A pervasive narcissism and numbness hangs like a toxic fog over the land. To the many believers in the immutability of human nature, Homo sap seems hopeless. But given that the precipitous decline of America is essentially spiritual in nature, if a sufficient minority of people, here and elsewhere confronts the core facts within themselves, darkness could be dispelled quite quickly.
It’s unconscionable that America alone accounts for half the military spending in the entire world. Republicans have again run on God, guns, and gung-ho Americanism, but such barbarism may be in its last throes. Even so, when the last respected institution in a country is the military, and a fetish for ‘heroes,’ sentimentally modeled after ‘the fallen,’ infects the media, fascism is a real and present danger.
President Obama has done nothing to address or redress this pernicious threat, and one cannot help but wonder if he even has it in him to speak the truth to the American people. Indeed, his lack of true leadership has been demonstrated in precisely the opposite way that Republicans have accused him. He has demonstrated the typical insecure Democrats’ need to prove how tough he is, by doubling down in Afghanistan (while trying to have it both ways in setting a date certain for departure), and by vastly increasing extra-judicial killings through the dreadful use of drones.
When Abraham Lincoln died, even many people in the South, which had just been defeated in a long, bitter, and bloody civil war, mourned his death. It would take decades before this land truly grew into the United States, but people in the South still grieved as if they had lost a close relative.

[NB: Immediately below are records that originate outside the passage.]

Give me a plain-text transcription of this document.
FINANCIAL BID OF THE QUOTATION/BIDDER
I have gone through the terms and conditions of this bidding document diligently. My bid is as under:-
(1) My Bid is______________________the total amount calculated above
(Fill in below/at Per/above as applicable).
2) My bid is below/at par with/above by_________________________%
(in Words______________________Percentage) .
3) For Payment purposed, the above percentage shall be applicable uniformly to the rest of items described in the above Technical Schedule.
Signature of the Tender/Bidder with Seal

One cannot at this point imagine Americans grieving anything like that if Obama suddenly died, whether by natural, or God forbid unnatural means.
President Obama will now be concerned with his legacy. If he is to be the great president that many, even conservatives, had hoped he would be, he will have to rise a challenge on the scale of ending slavery and preserving the union.
What is that challenge? We live in an interconnected global society, so it isn’t about the American prospect first and last, but the human prospect first and last. At bottom the pressing question is: Can humankind live in some semblance of harmony on this beautiful earth?
Barack Obama, a man of margins and many lands, has to find boldness within himself, and speak for humanity. Should a nuclear weapon be used anywhere in the world, that will be his moment of truth.
History teaches us that one person, for good or ill, whether a president or previously unknown, can make a huge difference. We have to do more than hope; we have to question and examine our own hearts and minds, so that we will be ready to act in the name of humanity when our moment of truth comes.
There is great urgency, for it is here, and now.